С какой радостью ловили мы ее ладонями! Как вновь обретенную жизнь! И тогда я понял, какая разница между фашизмом и коммунизмом. А потом понял и больше. Вы знаете, что я был ударником на стройке? Знаете, что советские каменщики учили меня своим приемам? Я научился работать и научился понимать мир. А что же вы? Думали, что вечно будете жить припеваючи? Что за вас будут работать другие? Что другие будут натирать на своих руках водянки? Стосковались по фашизму? Вы правы, профессор: мы воспитаем их! Мы будем делиться друг с другом опытом социализма.

Он замолчал и долго смотрел в зал. И вдруг каменщик Гайнц Лонер усмехнулся и, прищурив глаза, сказал:

— Я вижу, пожертвованные мне сигареты исчезли с сиденья. Я забыл сказать своему соседу: я не курю.

Зал взорвался смехом и аплодисментами. Офицер Гайнц Лонер спрыгнул с эстрады и подошел к профессору. Крепко обнял его за плечи и расцеловал.

— Идемте, профессор, — сказал он, — у нас много работы.

— Останемся, — сказал профессор. — Послушаем музыку. Прекрасную человеческую музыку в Герценбурге.

Директор музыкальной школы поднялся из-за столика и пригласил лауреата. Он хотел что-то сказать и на минуту задумался, теребя пуговицу на тужурке. Потом махнул рукой.

— Сейчас, — сказал он запинаясь, — будет исполнена соната h-moll Опус 58 Фридерика Шопена, написана в 1845 году и посвящена графине де Перфюи. Ступай, дружочек, к роялю.

Юный лауреат вышел на эстраду, поклонился слушателям и, когда отзвучали аплодисменты, сел за рояль, откинул назад длинные блестящие волосы и коснулся руками клавиш.

V

В ту ночь долго беседовали старый филолог профессор Генрих К. и бывший офицер гитлеровской армии Гайнц Лонер, каменщик-передовик.

Утром я вернулся в Берлин, захватив из Герценбурга на память цветные открытки с видами замка, собора и красочной панорамы городка.
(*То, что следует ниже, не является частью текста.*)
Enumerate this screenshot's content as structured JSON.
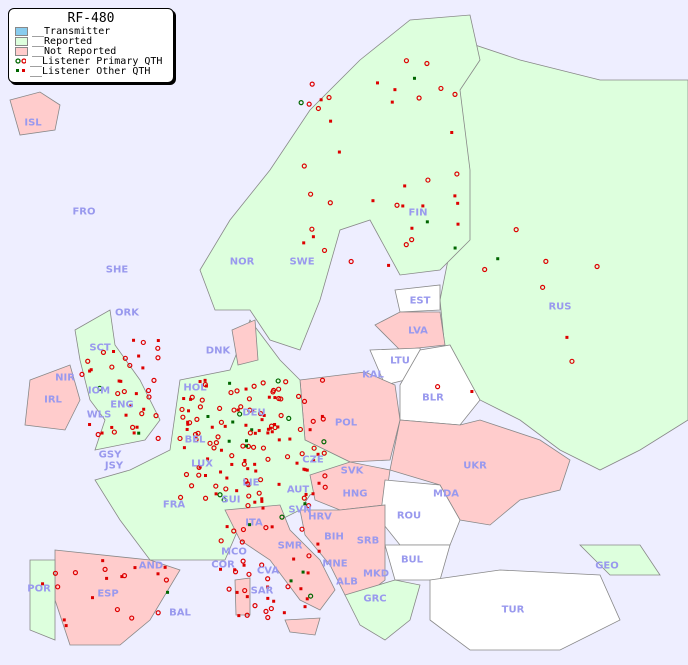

Конечно, новая Германия не начинается и не кончается Герценбургом. На крупных заводах, в десятках тысяч школ, на тракторных станциях, на поделенных землях юнкеров оживают революционные традиции немецкого пролетариата, воспитывается новый народ, строится немецкая народная демократия. Я многое повидал в Германии, перелистал горы печатной продукции, не одну ночь провел в разговорах с людьми. Я помню щербатые от снарядов Бранденбургские Ворота, разделяющие Берлин на два мира: социалистический и буржуазный; наполовину уже восстановленные цехи металлургического завода в Гродитце; кирпичные домики переселенцев, построенные государством; я помню города, людей и события. Я искренно полюбил нашего друга из-за Одры и Нысы. И всегда, вспоминая о нем, я вижу перед собой горящие глаза профессора Генриха К., жесткое, упрямое, исхудавшее лицо каменщика Гайнца Лонера и слышу первые такты сонаты h-moll.